Une lecture plurielle
«Ödipus/Antigone» dans un premier temps au TNL, au Grand Théatre par la suite
Dans le contexte des représentations d’«Ödipus/Antigone» d’après Sophocle au Grand Théâtre à partir de jeudi, le Théâtre national du Luxembourg a présenté en matinée une lecture sur le même thème et avec les mêmes acteurs et actrices (Jacqueline Macaulay, Christian Clauss et Ulrich Kuhlmann), qui ont lu au total quinze extraits d’oeuvres littéraires, philosophiques et/ou psychanalytiques centrées sur les personnages d’OEdipe et d’Antigone. Un voyage de soixante-dix minutes destiné à se faire une idée de la manière dont deux archétypes de l’histoire de l’humanité ont été repris, modifiés, réinterprétés et compris par certains des plus grands écrivains, et ce à époques très différentes.
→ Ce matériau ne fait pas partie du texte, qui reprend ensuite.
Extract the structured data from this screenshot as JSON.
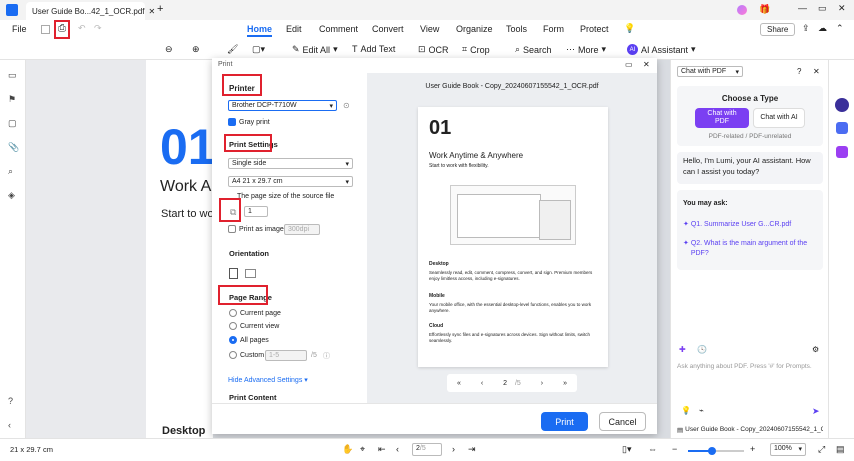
{
  "tabs": {
    "active": "User Guide Bo...42_1_OCR.pdf",
    "add": "+"
  },
  "file_menu": "File",
  "menu": [
    "Home",
    "Edit",
    "Comment",
    "Convert",
    "View",
    "Organize",
    "Tools",
    "Form",
    "Protect"
  ],
  "share_label": "Share",
  "toolbar": {
    "edit_all": "Edit All",
    "add_text": "Add Text",
    "ocr": "OCR",
    "crop": "Crop",
    "search": "Search",
    "more": "More",
    "ai_assistant": "AI Assistant"
  },
  "doc": {
    "big_number": "01",
    "heading": "Work A",
    "line": "Start to wo",
    "footer": "Desktop"
  },
  "dialog": {
    "title": "Print",
    "printer_label": "Printer",
    "printer_value": "Brother DCP-T710W",
    "gray_print": "Gray print",
    "print_settings_label": "Print Settings",
    "sides": "Single side",
    "paper": "A4 21 x 29.7 cm",
    "page_size_opt": "The page size of the source file",
    "copies": "1",
    "print_as_image": "Print as image",
    "dpi": "300dpi",
    "orientation_label": "Orientation",
    "page_range_label": "Page Range",
    "range_current_page": "Current page",
    "range_current_view": "Current view",
    "range_all": "All pages",
    "range_custom": "Custom",
    "custom_placeholder": "1-5",
    "custom_total": "/5",
    "advanced": "Hide Advanced Settings",
    "print_content": "Print Content",
    "print_btn": "Print",
    "cancel_btn": "Cancel",
    "preview_title": "User Guide Book - Copy_20240607155542_1_OCR.pdf",
    "pager_current": "2",
    "pager_total": "/5",
    "preview": {
      "number": "01",
      "heading": "Work Anytime & Anywhere",
      "sub": "Start to work with flexibility.",
      "sec1": "Desktop",
      "sec1_text": "Seamlessly read, edit, comment, compress, convert, and sign. Premium members enjoy limitless access, including e-signatures.",
      "sec2": "Mobile",
      "sec2_text": "Your mobile office, with the essential desktop-level functions, enables you to work anywhere.",
      "sec3": "Cloud",
      "sec3_text": "Effortlessly sync files and e-signatures across devices. Sign without limits, switch seamlessly."
    }
  },
  "ai": {
    "mode": "Chat with PDF",
    "choose": "Choose a Type",
    "chat_pdf": "Chat with PDF",
    "chat_ai": "Chat with AI",
    "desc": "PDF-related / PDF-unrelated",
    "greeting": "Hello, I'm Lumi, your AI assistant. How can I assist you today?",
    "may_ask": "You may ask:",
    "q1": "Q1. Summarize User G...CR.pdf",
    "q2": "Q2. What is the main argument of the PDF?",
    "input_placeholder": "Ask anything about PDF. Press '#' for Prompts.",
    "file": "User Guide Book - Copy_20240607155542_1_OCR.pdf"
  },
  "status": {
    "size": "21 x 29.7 cm",
    "page_current": "2",
    "page_total": "/5",
    "zoom": "100%"
  },
  "colors": {
    "accent": "#1a6cf2",
    "red_highlight": "#e0212e",
    "ai_purple": "#7b3ff2"
  }
}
Installés avec force et sobriété devant un public venu nombreux assister à cette lecture pluritextuelle et transtemporelle, la comédienne Jacqueline Macaulay ainsi que les comédiens Christian Clauss et Ulrich Kuhlmann se sont livrés à un exercice de lecture (parfois croisée) d’un panel d’extraits (sélectionnés par Olivier Ortolani, dramaturge indépendant et conseiller artistique) – tous traduits en langue allemande s’ils n’étaient pas rédigés originellement dans la langue de Goethe – allant du XIVe siècle (avec l’écrivain florentin Giovanni Boccaccio et son «De mulieribus claris» – «Über berühmte Frauen») au deuxième tiers du XXe siècle avec le poète, dramaturge et directeur de théâtre allemand Heiner Müller, et sa pièce intitulée «Ödipus, Tyrann» (1967).
L’enjeu et le défi étaient de taille: il fallait captiver un public exigeant par la simple lecture oralisée – à une époque où cette approche traditionnelle est en perte de vitesse – d’extraits de nature et de contenu très différents. Pari réussi en raison de la présence scénique et de l’expressivité vocale de trois comédiens aux intonations et aux intentions artistiques certes différentes, mais qui s’appellent et se complètent.
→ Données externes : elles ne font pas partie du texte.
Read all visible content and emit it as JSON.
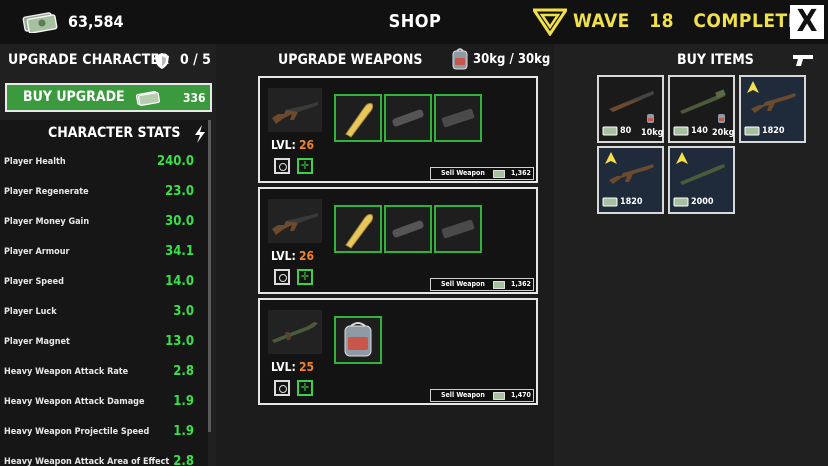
{
  "header": {
    "money": "63,584",
    "title": "SHOP",
    "wave_label": "WAVE",
    "wave_number": "18",
    "wave_status": "COMPLETE",
    "close_label": "X"
  },
  "character": {
    "title": "UPGRADE CHARACTER",
    "upgrades": "0 / 5",
    "buy_label": "BUY UPGRADE",
    "buy_cost": "336",
    "stats_title": "CHARACTER STATS",
    "stats": [
      {
        "name": "Player Health",
        "value": "240.0"
      },
      {
        "name": "Player Regenerate",
        "value": "23.0"
      },
      {
        "name": "Player Money Gain",
        "value": "30.0"
      },
      {
        "name": "Player Armour",
        "value": "34.1"
      },
      {
        "name": "Player Speed",
        "value": "14.0"
      },
      {
        "name": "Player Luck",
        "value": "3.0"
      },
      {
        "name": "Player Magnet",
        "value": "13.0"
      },
      {
        "name": "Heavy Weapon Attack Rate",
        "value": "2.8"
      },
      {
        "name": "Heavy Weapon Attack Damage",
        "value": "1.9"
      },
      {
        "name": "Heavy Weapon Projectile Speed",
        "value": "1.9"
      },
      {
        "name": "Heavy Weapon Attack Area of Effect",
        "value": "2.8"
      }
    ]
  },
  "weapons": {
    "title": "UPGRADE WEAPONS",
    "weight": "30kg /  30kg",
    "cards": [
      {
        "lvl_label": "LVL:",
        "level": "26",
        "sell_label": "Sell Weapon",
        "sell_price": "1,362"
      },
      {
        "lvl_label": "LVL:",
        "level": "26",
        "sell_label": "Sell Weapon",
        "sell_price": "1,362"
      },
      {
        "lvl_label": "LVL:",
        "level": "25",
        "sell_label": "Sell Weapon",
        "sell_price": "1,470"
      }
    ]
  },
  "shop": {
    "title": "BUY ITEMS",
    "items": [
      {
        "price": "80",
        "weight": "10kg"
      },
      {
        "price": "140",
        "weight": "20kg"
      },
      {
        "price": "1820",
        "weight": ""
      },
      {
        "price": "1820",
        "weight": ""
      },
      {
        "price": "2000",
        "weight": ""
      }
    ]
  },
  "colors": {
    "accent_green": "#39e04a",
    "wave_yellow": "#f0e04a",
    "level_orange": "#f2832b",
    "upgrade_arrow": "#f5e04a"
  }
}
Sous l’égide du metteur en scène et directeur du TNL Frank Hoffmann, l’approche chronologique et kaléidoscopique retenue pour ce format de lecture d’extraits est particulièrement pertinente dans la mesure où elle ouvre autant de portes qu’on ouvre sur le champ des possibles, autant de réécritures, de réinterprétations du mythe du roi thébain OEdipe (en grec ancien «Oidípous», «pieds enflés») et de sa fille Antigone (celle qui, étymologiquement, «s’oppose à sa famille») – mythe faisant partie du patrimoine de l’humanité autant que de l’imaginaire collectif.
Retours sur une fascination
Or, George Steiner écrivit dans son essai intitulé «Les Antigones» qu’«aucun inventaire des poèmes dans lesquels Antigone apparaît soit directement, soit en allusion, ne pourra jamais s’approcher de l’exhaustivité».
A examiner la liste des auteurs et des textes retenus pour cette lecture, l’on pourrait en dire autant d’OEdipe. De Brecht à Cocteau, de Hölderlin à Pasolini, en passant par Freud, Nietzsche, Eckermann, Rolland, Yourcenar, sans oublier Hochhuth, Logue, Fühmann, les personnages d’OEdipe et d’Antigone ont nourri et nourrissent encore l’univers imaginaire et artistique d’un grand nombre d’écrivains, de philosophes, d’artistes qui tous ont, par le redimensionnement du mythe, contribué à produire une vision personnelle d’une figure mythologique protéiforme, transfictionnelle, transhistorique et transcontextualisable – toutes ces caractéristiques pouvant être regroupées sous l’appellation de «ductibilité» (qui désigne entre autres la capacité d’un matériau à se déformer plastiquement sans se rompre) que Rose Duroux et Stéphanie Urdician (auteures de l’article «Antigone. Retours sur une fascination»), attribuent à Antigone.
En définitive, la puissance et la qualité des extraits sélectionnés font réfléchir notamment à la notion de personnage, à la fois descriptive et anhistorique, qui se trouve par conséquent investie de plusieurs dimensions telles que la trans-historicité/-fictionnalité/contextualisation assurant la transférabilité et la survie littéraire d’une oeuvre donnée.
Ces extraits sont également dotés de deux autres vertus: d’une part celle de donner envie de se replonger dans les oeuvres relatives à OEdipe et à Antigone; d’autre part, celle d’être impatient de découvrir la mise en scène de Frank Hoffmann d’«Ödipus/Antigone» au Grand-Théâtre ces 13, 14 et 15 janvier.